The Colorado Supreme Court upheld this law in Mosko v. Dunbar, 309 P.2d 581 (Colo. 1957), under the premise that, as the United States Supreme Court decided in the Minnesota barbershop case, such a law was for the good of the public welfare and because (however seemingly contradictorily,) it actually reinforced the First Amendment doctrine of freedom from religion.
This new regulation on car dealers hardly stretched back to the founding of the nation. Rather, it came about as a result of a resurgent wave of conservative Christian fervor during the 1950s.
Despite this being the only such statute to ban business on Sunday, in its opinion, the Colorado Supreme Court made a special point of noting that "It has been the policy of this commonwealth [of Colorado] since 1868 to inhibit all labor on Sunday, works of charity and necessity excepted."
Explaining that, "Sunday laws are 'essentially civil and not religious" ordinances, and that the judicial branch should "assist 'the mild voice of Christianity to secure the due observance of Sunday as a day of rest" because doing so would actually uphold religious freedom - such a law does not require anyone to worship any particular deity, after all, it merely requires the employees to take a day off.

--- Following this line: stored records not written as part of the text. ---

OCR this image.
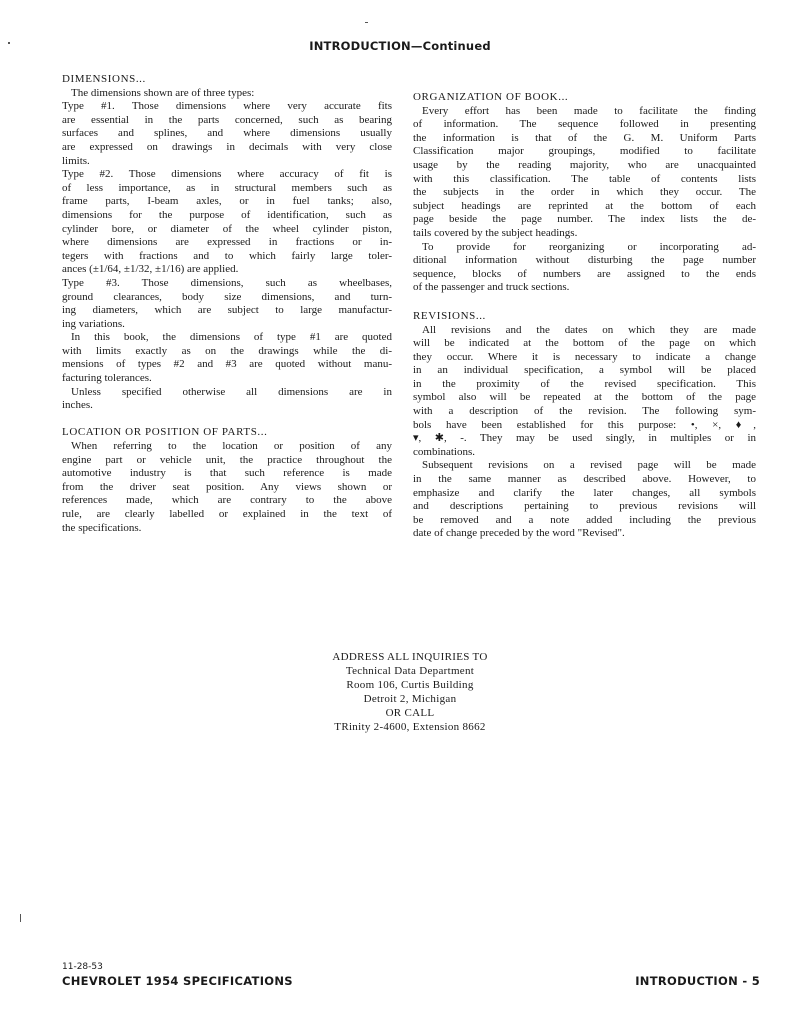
INTRODUCTION—Continued
DIMENSIONS...
The dimensions shown are of three types:
Type #1. Those dimensions where very accurate fits
are essential in the parts concerned, such as bearing
surfaces and splines, and where dimensions usually
are expressed on drawings in decimals with very close
limits.
Type #2. Those dimensions where accuracy of fit is
of less importance, as in structural members such as
frame parts, I-beam axles, or in fuel tanks; also,
dimensions for the purpose of identification, such as
cylinder bore, or diameter of the wheel cylinder piston,
where dimensions are expressed in fractions or in-
tegers with fractions and to which fairly large toler-
ances (±1/64, ±1/32, ±1/16) are applied.
Type #3. Those dimensions, such as wheelbases,
ground clearances, body size dimensions, and turn-
ing diameters, which are subject to large manufactur-
ing variations.
In this book, the dimensions of type #1 are quoted
with limits exactly as on the drawings while the di-
mensions of types #2 and #3 are quoted without manu-
facturing tolerances.
Unless specified otherwise all dimensions are in
inches.
LOCATION OR POSITION OF PARTS...
When referring to the location or position of any
engine part or vehicle unit, the practice throughout the
automotive industry is that such reference is made
from the driver seat position. Any views shown or
references made, which are contrary to the above
rule, are clearly labelled or explained in the text of
the specifications.
ORGANIZATION OF BOOK...
Every effort has been made to facilitate the finding
of information. The sequence followed in presenting
the information is that of the G. M. Uniform Parts
Classification major groupings, modified to facilitate
usage by the reading majority, who are unacquainted
with this classification. The table of contents lists
the subjects in the order in which they occur. The
subject headings are reprinted at the bottom of each
page beside the page number. The index lists the de-
tails covered by the subject headings.
To provide for reorganizing or incorporating ad-
ditional information without disturbing the page number
sequence, blocks of numbers are assigned to the ends
of the passenger and truck sections.
REVISIONS...
All revisions and the dates on which they are made
will be indicated at the bottom of the page on which
they occur. Where it is necessary to indicate a change
in an individual specification, a symbol will be placed
in the proximity of the revised specification. This
symbol also will be repeated at the bottom of the page
with a description of the revision. The following sym-
bols have been established for this purpose: •, ×, ♦,
▾, ✱, -. They may be used singly, in multiples or in
combinations.
Subsequent revisions on a revised page will be made
in the same manner as described above. However, to
emphasize and clarify the later changes, all symbols
and descriptions pertaining to previous revisions will
be removed and a note added including the previous
date of change preceded by the word "Revised".
ADDRESS ALL INQUIRIES TO
Technical Data Department
Room 106, Curtis Building
Detroit 2, Michigan
OR CALL
TRinity 2-4600, Extension 8662
11-28-53
CHEVROLET 1954 SPECIFICATIONS	INTRODUCTION - 5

Such a day off, the Court wrote, would save those employees - if not the whole of society - from the rising tide of divorce and juvenile delinquency.Since a non-working spouse "has a natural right to the society and companionship of the working spouse," and "the children have a natural right to the society and companionship of the working parent," the Court explained that this particular Sunday Law was not only good but necessary for the welfare of society, as, "one of the important causes for divorce is the lack of companionship between husband and wife, resulting in the spouses almost being total strangers to each other. Parents who have working and social engagements to keep to the extent that their children are left to shift for themselves create a condition conducive to juvenile delinquency. This court should be the first to fortify the family against widening the wedge by which causes for divorce or delinquency may be given additional impetus to reach flood stage."
This decision remains the law of the land to this day.
The original statute preventing car dealerships from selling cars on Sunday was updated and replaced by the state legislature in 2018. C.R.S. § 44-20-300 et seq.
And for those reasons, you cannot buy a car from a dealership on Sundays in Colorado.